DEAŞ, Esed rejiminin çekilirken geride bıraktığı ne kadar silah varsa Irak’a taşıyıp birkaç gün içinde Musul‘u ele geçirdi ve Bağdat’ın kapılarına dayandı. ABD’nin Irak Ordusu’na verdiği binlerce TIR’lık mühimmat ilerlediği her yerde önüne ganimet olarak bırakılıyordu.

BU ZEHİRLİ TARLA KURUMALI

Hilafet yalanı tutmuştu. ABD ve Avrupa’da emperyalistlerin İslam dünyasında yaptığı katliamlara öfke duyan ne kadar genç varsa Irak’a akmaya başlamıştı. Sadece onlar mı? Rusya’nın işgali altında büyüyen ve ne İslami ne de siyasi bilinci olmayan Kafkasyalı ne kadar genç varsa onlar da Suriye ve Irak’a geliyorlardı.

Artık hem Batı hem de Rusya rahat bir nefes alabilirdi. Tüm potansiyel düşmanları bir bölgede toplanmış, imha edilmeyi bekliyorlardı. Hilafet rüyasıyla kandırılan on binler yenik ekin yaprağı gibi rüzgarda savruldular. Hiçbiri kendisinin “gerçekte emperyalizme hizmet” ettiğine inanmadı. Kim bedenini ABD için bir bombaya dönüştürüp, şehirlerin orta yerinde havaya uçurur?

Hayır DEAŞ’ı ABD kurmadı.

İslam dünyasında mazlumların acılarını efsanevi hilafet ve şeriat öyküleriyle istismar edecek yapılar; gencecik kızların ırzına “cariye” diyerek tasallut edecek kirli nefisler; fukaranın malına “ganimet” diyerek çökecek habis ruhlar oldukça DEAŞ’ları kurmak için emperyalizme ihtiyaç kalmayacak.
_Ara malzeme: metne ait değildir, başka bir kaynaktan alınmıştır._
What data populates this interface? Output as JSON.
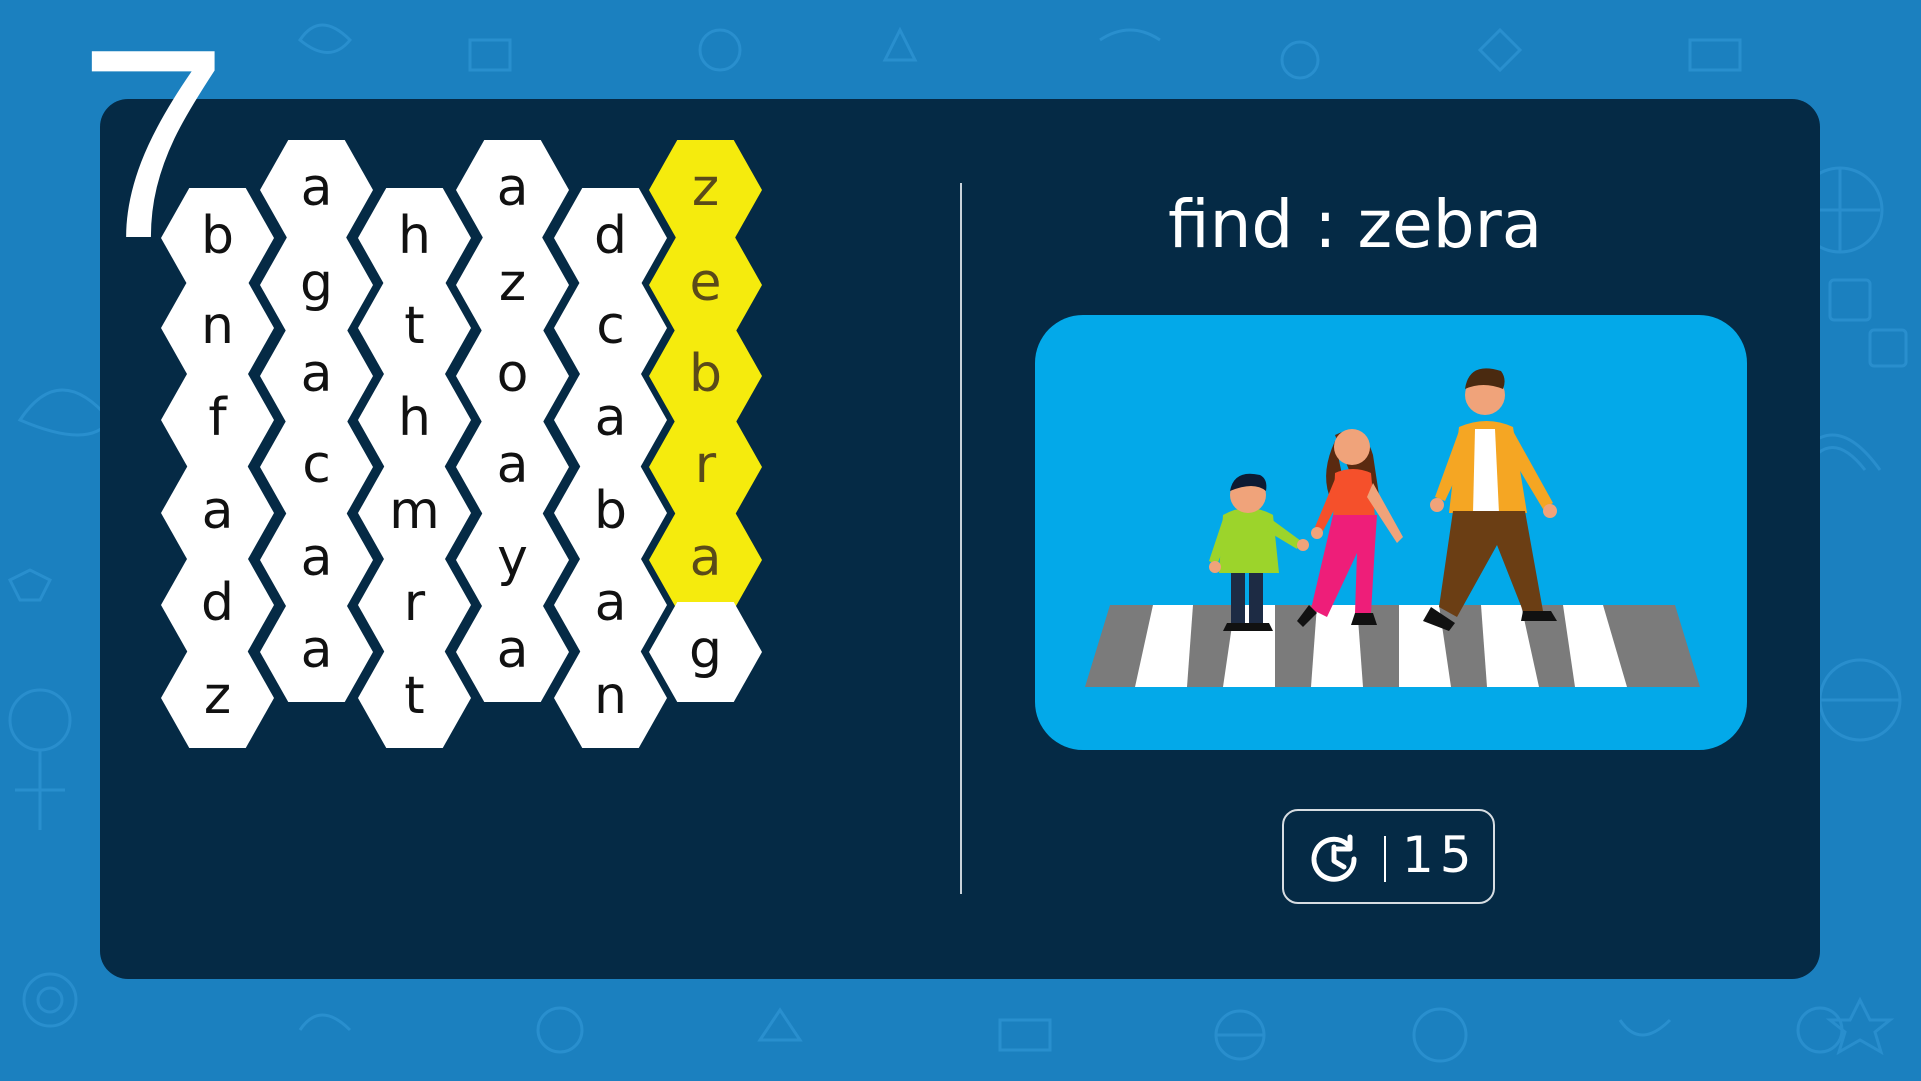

Siz hiç CIA’nın bir ülkede on binlerce ajanı olduğunu duydunuz mu? Aklınız alıyor mu? Fakat, ruhunu şeytana satmış Pensilvanya’daki iblisin terini, tükürüğünü yalayan; çamaşırını yüzüne süren, apaçık hakikatlere bile yüzünü çeviren on binler oldukça, CIA’nın hizmetleri için kimseye üzerine para vermesine gerek kalmayacak.